Example: Job training and worker productivity
\[wage = f(educ,exper,training)\]
- \(wage\): hourly wage
- \(educ\): years of formal education
- \(exper\): years of workforce experience
- \(training\): weeks spent in job training
Note
Depending on questions you would like to answer, the economic model can (and should) be much more involved
We have built a conceptual model:
\[wage = f(educ,exper,training)\]
Now, the form of the function \(f(\cdot)\) must be specified (almost always) before we can undertake an econometric analysis
\[
wage = \beta_0 + \beta_1 educ + \beta_2 exper + \beta_3 training + u
\]
\(\beta_0,\beta_1,\beta_2,\beta_3\)
- are the parameters of the econometric model.
- describe the directions and strengths of the relationship between \(wage\) and the factors used to determine \(wage\) in the model
\(u\)
- is called error term
- includes ALL the other factors that can affect wage other than the included variables (like innate ability)

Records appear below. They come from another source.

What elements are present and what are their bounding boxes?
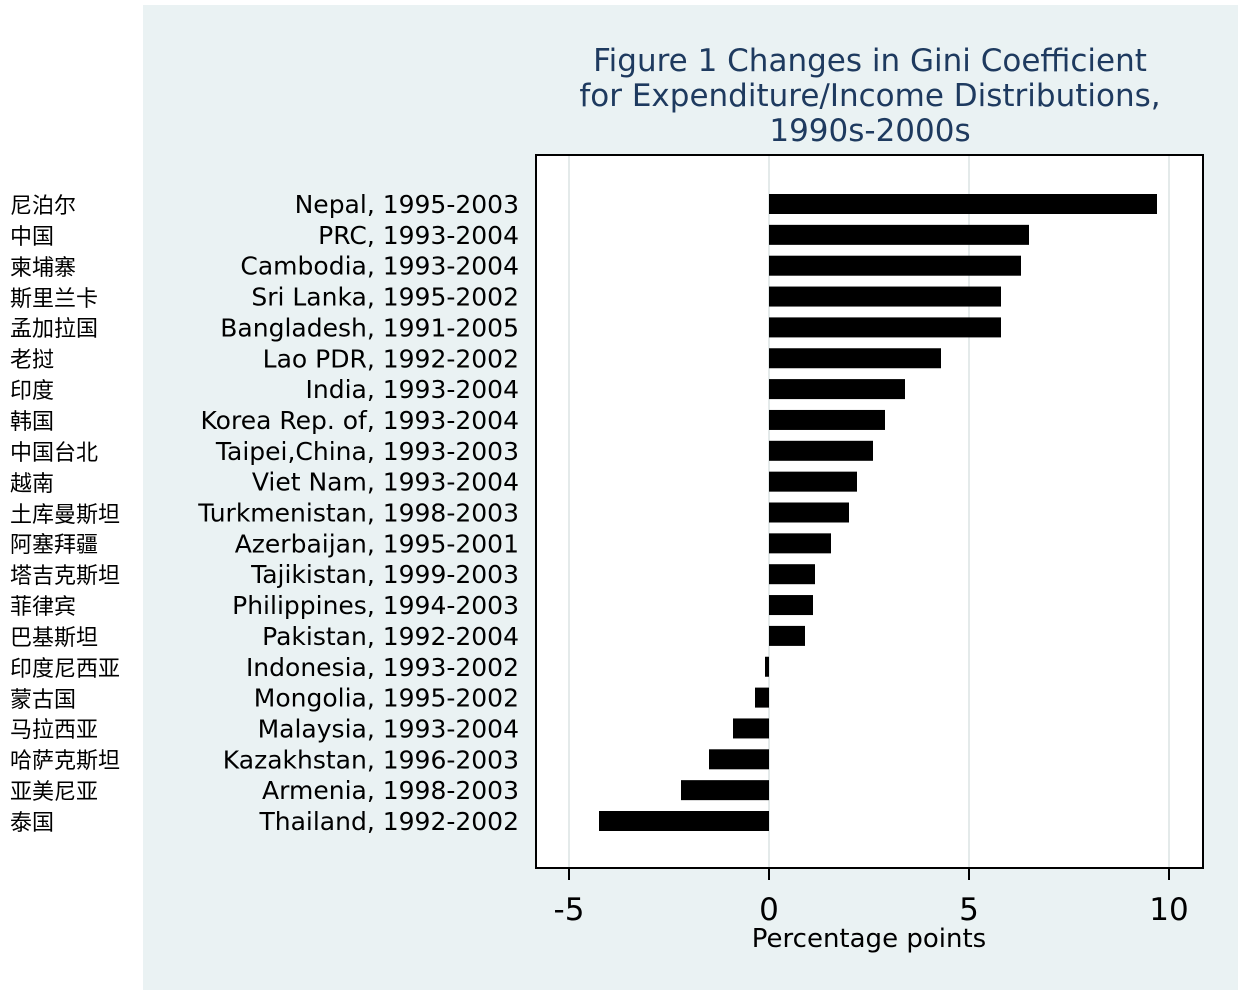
- chinese-country-label: 巴基斯坦: [10, 625, 99, 651]
- chinese-country-label: 泰国: [10, 811, 55, 836]
- y-axis-category-label: Malaysia, 1993-2004: [258, 714, 519, 743]
- y-axis-category-label: Turkmenistan, 1998-2003: [197, 499, 519, 528]
- bar-11: [769, 533, 831, 554]
- chinese-country-label: 阿塞拜疆: [10, 533, 99, 559]
- y-axis-category-label: Viet Nam, 1993-2004: [252, 468, 519, 497]
- x-tick-label: -5: [554, 892, 585, 928]
- chinese-country-label: 韩国: [10, 409, 55, 435]
- chinese-country-label: 老挝: [10, 348, 55, 374]
- bar-2: [769, 255, 1021, 276]
- y-axis-category-label: Philippines, 1994-2003: [232, 591, 519, 620]
- bar-4: [769, 317, 1001, 338]
- chinese-country-label: 越南: [10, 471, 55, 497]
- x-tick-label: 0: [759, 892, 779, 928]
- chinese-country-label: 亚美尼亚: [10, 780, 99, 806]
- chinese-country-label: 蒙古国: [10, 687, 77, 713]
- chinese-country-label: 柬埔寨: [10, 255, 77, 281]
- chinese-country-label: 尼泊尔: [10, 194, 77, 219]
- y-axis-category-label: Cambodia, 1993-2004: [240, 252, 519, 281]
- y-axis-category-label: Indonesia, 1993-2002: [246, 653, 519, 682]
- bar-5: [769, 348, 941, 369]
- y-axis-category-label: Armenia, 1998-2003: [262, 776, 519, 805]
- chart-title: Figure 1 Changes in Gini Coefficient for…: [560, 44, 1180, 149]
- x-tick-label: 10: [1149, 892, 1188, 928]
- y-axis-category-label: Kazakhstan, 1996-2003: [223, 745, 519, 774]
- bar-8: [769, 440, 873, 461]
- chinese-country-label: 土库曼斯坦: [10, 502, 121, 528]
- y-axis-category-label: Nepal, 1995-2003: [295, 190, 519, 219]
- y-axis-category-label: Korea Rep. of, 1993-2004: [201, 406, 519, 435]
- bar-7: [769, 409, 885, 430]
- y-axis-category-label: Lao PDR, 1992-2002: [263, 344, 519, 373]
- chart-title-line-2: for Expenditure/Income Distributions,: [579, 78, 1161, 114]
- y-axis-category-label: Taipei,China, 1993-2003: [215, 437, 519, 466]
- y-axis-category-label: India, 1993-2004: [305, 375, 519, 404]
- bar-14: [769, 625, 805, 646]
- chinese-country-label: 印度尼西亚: [10, 656, 121, 682]
- chinese-country-label: 中国: [10, 224, 55, 250]
- bar-13: [769, 595, 813, 616]
- x-axis-label: Percentage points: [752, 924, 986, 954]
- y-axis-category-label: Thailand, 1992-2002: [258, 807, 519, 836]
- bar-20: [599, 811, 769, 831]
- chart-title-line-1: Figure 1 Changes in Gini Coefficient: [593, 43, 1147, 79]
- y-axis-category-label: Tajikistan, 1999-2003: [250, 560, 519, 589]
- chart-title-line-3: 1990s-2000s: [769, 113, 971, 149]
- chinese-country-label: 菲律宾: [10, 595, 77, 621]
- bar-12: [769, 564, 815, 585]
- y-axis-category-label: Sri Lanka, 1995-2002: [251, 283, 519, 312]
- bar-9: [769, 471, 857, 492]
- chinese-country-label: 中国台北: [10, 440, 99, 466]
- chinese-country-label: 塔吉克斯坦: [10, 564, 121, 590]
- bar-10: [769, 502, 849, 523]
- chinese-country-label: 哈萨克斯坦: [10, 749, 121, 775]
- bar-16: [755, 687, 769, 708]
- y-axis-category-label: Mongolia, 1995-2002: [254, 684, 519, 713]
- bar-19: [681, 780, 769, 801]
- chinese-country-label: 孟加拉国: [10, 317, 99, 343]
- y-axis-category-label: Bangladesh, 1991-2005: [220, 313, 519, 342]
- chinese-country-label: 斯里兰卡: [10, 286, 99, 312]
- bar-0: [769, 194, 1157, 214]
- bar-3: [769, 286, 1001, 307]
- plot-frame: [535, 154, 1204, 869]
- chinese-country-label: 马拉西亚: [10, 718, 99, 744]
- bar-17: [733, 718, 769, 739]
- y-axis-category-label: Pakistan, 1992-2004: [262, 622, 519, 651]
- y-axis-category-label: Azerbaijan, 1995-2001: [235, 529, 519, 558]
- bar-6: [769, 379, 905, 400]
- bar-18: [709, 749, 769, 770]
- bar-15: [765, 656, 769, 677]
- x-tick-label: 5: [959, 892, 979, 928]
- chinese-country-label: 印度: [10, 379, 55, 405]
- y-axis-category-label: PRC, 1993-2004: [318, 221, 519, 250]
- bar-1: [769, 224, 1029, 245]
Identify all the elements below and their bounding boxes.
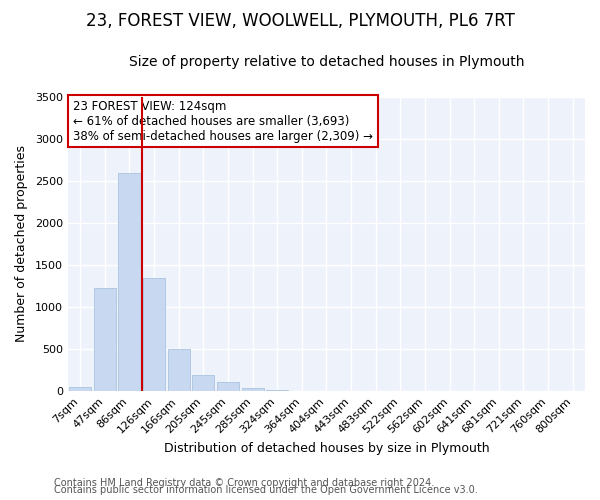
Bar [167, 349, 190, 392]
Title: Size of property relative to detached houses in Plymouth: Size of property relative to detached ho… [129, 55, 524, 69]
Bar [69, 387, 91, 392]
Text: 23 FOREST VIEW: 124sqm
← 61% of detached houses are smaller (3,693)
38% of semi-: 23 FOREST VIEW: 124sqm ← 61% of detached… [73, 100, 373, 142]
Bar [242, 388, 263, 392]
Bar [118, 173, 140, 392]
Text: Contains HM Land Registry data © Crown copyright and database right 2024.: Contains HM Land Registry data © Crown c… [54, 478, 434, 488]
Bar [217, 382, 239, 392]
Text: 23, FOREST VIEW, WOOLWELL, PLYMOUTH, PL6 7RT: 23, FOREST VIEW, WOOLWELL, PLYMOUTH, PL6… [86, 12, 514, 30]
Y-axis label: Number of detached properties: Number of detached properties [15, 146, 28, 342]
Text: Contains public sector information licensed under the Open Government Licence v3: Contains public sector information licen… [54, 485, 478, 495]
X-axis label: Distribution of detached houses by size in Plymouth: Distribution of detached houses by size … [164, 442, 489, 455]
Bar [94, 288, 116, 392]
Bar [266, 390, 289, 392]
Bar [192, 375, 214, 392]
Bar [143, 278, 165, 392]
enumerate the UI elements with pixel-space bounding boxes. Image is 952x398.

We can collect data using various ways. Some of them include survey, websites, experiments. Let’s look at different data types:
- Sample of individuals, households, firms, cities, states, countries, or a variety of other units, taken at a given point in time
- The data on all units do not correspond to precisely the same time period
- some families surveyed during different weeks within a year
What a cross-sectional data looks like on R
wage educ exper female married
<num> <int> <int> <int> <int>
1: 3.10 11 2 1 0
2: 3.24 12 22 1 1
3: 3.00 11 2 0 0
4: 6.00 8 44 0 1
5: 5.30 12 7 0 1
---
522: 15.00 16 14 1 1
523: 2.27 10 2 1 0
524: 4.67 15 13 0 1
525: 11.56 16 5 0 1
526: 3.50 14 5 1 0
Observations on a variable or several variables over time + corn price + oil price
Note
- The econometric frameworks necessary to analyze time series data are quite different from those for cross-sectional data
- We do NOT learn time-series econometric methods
Time series data for each cross-sectional member in the data set ( same cross-sectional units are tracked over a given period of time)
Example
- wage data for individuals collected every five years over the past 30 years
- yearly GDP data for 60 countries over the past 10 years
What a panel data looks like on R
county year crmrte prbarr prbpris
<int> <int> <num> <num> <num>
1: 1 81 0.0398849 0.289696 0.472222
2: 1 82 0.0383449 0.338111 0.506993
3: 1 83 0.0303048 0.330449 0.479705
4: 1 84 0.0347259 0.362525 0.520104
5: 1 85 0.0365730 0.325395 0.497059
---
626: 197 83 0.0155747 0.226667 0.428571
627: 197 84 0.0136619 0.204188 0.372727
628: 197 85 0.0130857 0.180556 0.333333
629: 197 86 0.0128740 0.112676 0.244444
630: 197 87 0.0141928 0.207595 0.360825
This is what you learn for the next few months!!